[Chapter-delegates] What to do about IPv4 address scarcity

John Schnizlein schnizlein at isoc.org
Mon Sep 8 12:17:55 PDT 2008


Your micro-question gets at the heart of the problem.

Some partial answers:

For some time, the normal practice has been that you get address space  
from your Internet access provider so that details of routing to your  
site is contained within your ISP's network rather than requiring an  
entry in every routers global route table.  You would have to renumber  
if you change providers.

The addresses allocated prior to the development of RIRs (regional  
internet registries) and especially the Provider-based addresses are  
called "legacy".  The provider-independent (PI) legacy address  
prefixes are the subject of much debate, at least partly because they  
were allocated under different rules and expectations for the Internet  
(before the crisis of success).

The growth of the global route tables was (temporarily) slowed by the  
adoption of the practice of a site getting its address from its  
Internet access provider, which got addresses from the RIR.  The  
aggregation of routes to a (shorter) prefix that was enabled by  
matching the hierarchy of address allocation to the topology of the  
Internet helped keep everybody's tables from growing too quickly.

Many ISPs will provide routing for the legacy address prefixes.  Their  
view is usually that it would be silly to turn down business, and the  
impact of another entry in the global route table is shared by all  
their competitors as well as them.

The real question is how quickly and how much would the global route  
table grow if new networks were to connect to Internet access  
providers with addresses from somewhere else.  When your ISP doesn't  
have an address block large enough to satisfy you, if the accept an  
address prefix for you, that adds to the global route table in a way  
that aggregation does not cover.  How big a problem is this likely to  
really be?  Is it comparable to the growth of the global route table  
from traffic engineering and multi-homing that has already occurred?

All the proposals I have seen limit transfers to within the same RIR.   
How much worse is the impact on the global route table if address  
transfers between RIRs were allowed?

On 2008Sep8, at 1:50 PM, Sivasubramanian Muthusamy wrote:
>
> One reason that a market for IPv4 addresses might need to be managed
> is to preserve the constraint on growth of (default free) route tables
> produced by provider-allocated addresses, which has been essential to
> protecting the global routing infrastructure.  If address prefixes
> from one region are advertised on another continent, what is the
> impact on Internet route tables?  Please send pointers to any
> research, especially numerical estimates, on this.
>
> I have a more micro-question here.
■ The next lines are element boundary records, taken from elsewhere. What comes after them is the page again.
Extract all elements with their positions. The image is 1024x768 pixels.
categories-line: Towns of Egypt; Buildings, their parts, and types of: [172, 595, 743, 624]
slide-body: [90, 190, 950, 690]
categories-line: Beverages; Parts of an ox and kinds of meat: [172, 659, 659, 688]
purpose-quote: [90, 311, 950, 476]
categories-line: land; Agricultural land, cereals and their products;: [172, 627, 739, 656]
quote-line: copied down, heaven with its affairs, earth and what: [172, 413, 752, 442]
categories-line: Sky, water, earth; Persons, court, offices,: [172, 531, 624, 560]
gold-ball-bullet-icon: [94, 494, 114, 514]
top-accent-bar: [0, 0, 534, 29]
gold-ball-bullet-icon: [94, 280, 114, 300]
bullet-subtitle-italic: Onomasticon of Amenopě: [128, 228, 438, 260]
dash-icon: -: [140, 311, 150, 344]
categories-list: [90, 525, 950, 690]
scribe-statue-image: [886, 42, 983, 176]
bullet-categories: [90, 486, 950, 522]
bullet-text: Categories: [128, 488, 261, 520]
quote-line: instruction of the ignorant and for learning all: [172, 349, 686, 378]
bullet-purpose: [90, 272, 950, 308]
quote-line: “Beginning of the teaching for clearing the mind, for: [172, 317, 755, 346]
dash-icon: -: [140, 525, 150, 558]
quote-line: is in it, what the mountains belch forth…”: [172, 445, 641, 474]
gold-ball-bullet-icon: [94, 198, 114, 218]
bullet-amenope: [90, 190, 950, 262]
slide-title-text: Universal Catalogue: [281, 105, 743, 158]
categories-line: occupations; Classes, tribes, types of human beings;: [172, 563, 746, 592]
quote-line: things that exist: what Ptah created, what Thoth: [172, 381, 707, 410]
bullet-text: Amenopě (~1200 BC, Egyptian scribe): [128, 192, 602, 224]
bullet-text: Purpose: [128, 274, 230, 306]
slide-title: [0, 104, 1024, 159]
At present, if I have an internet  
> connection from ISP ABC, I need to get my address allocated by this  
> ISP. What if get my address space from ISP XYZ but choose to buy the  
> connection from ABC? Or what if I buy my address space direct from  
> ICANN and go to ISP ABC for an internet connection for hosting  
> bandwidth? Is this kind of "portability" possible and if possible is  
> portability conceded to users at present?

We should be careful about the use of "buy address space".  As things  
stand now, nobody buys addresses.  Rather they are allocated based on  
need to RIRs and then to ISPs and then to customers.  Each layer in  
the allocation has a vested interest in keeping the complexity of the  
global route table from growing too quickly.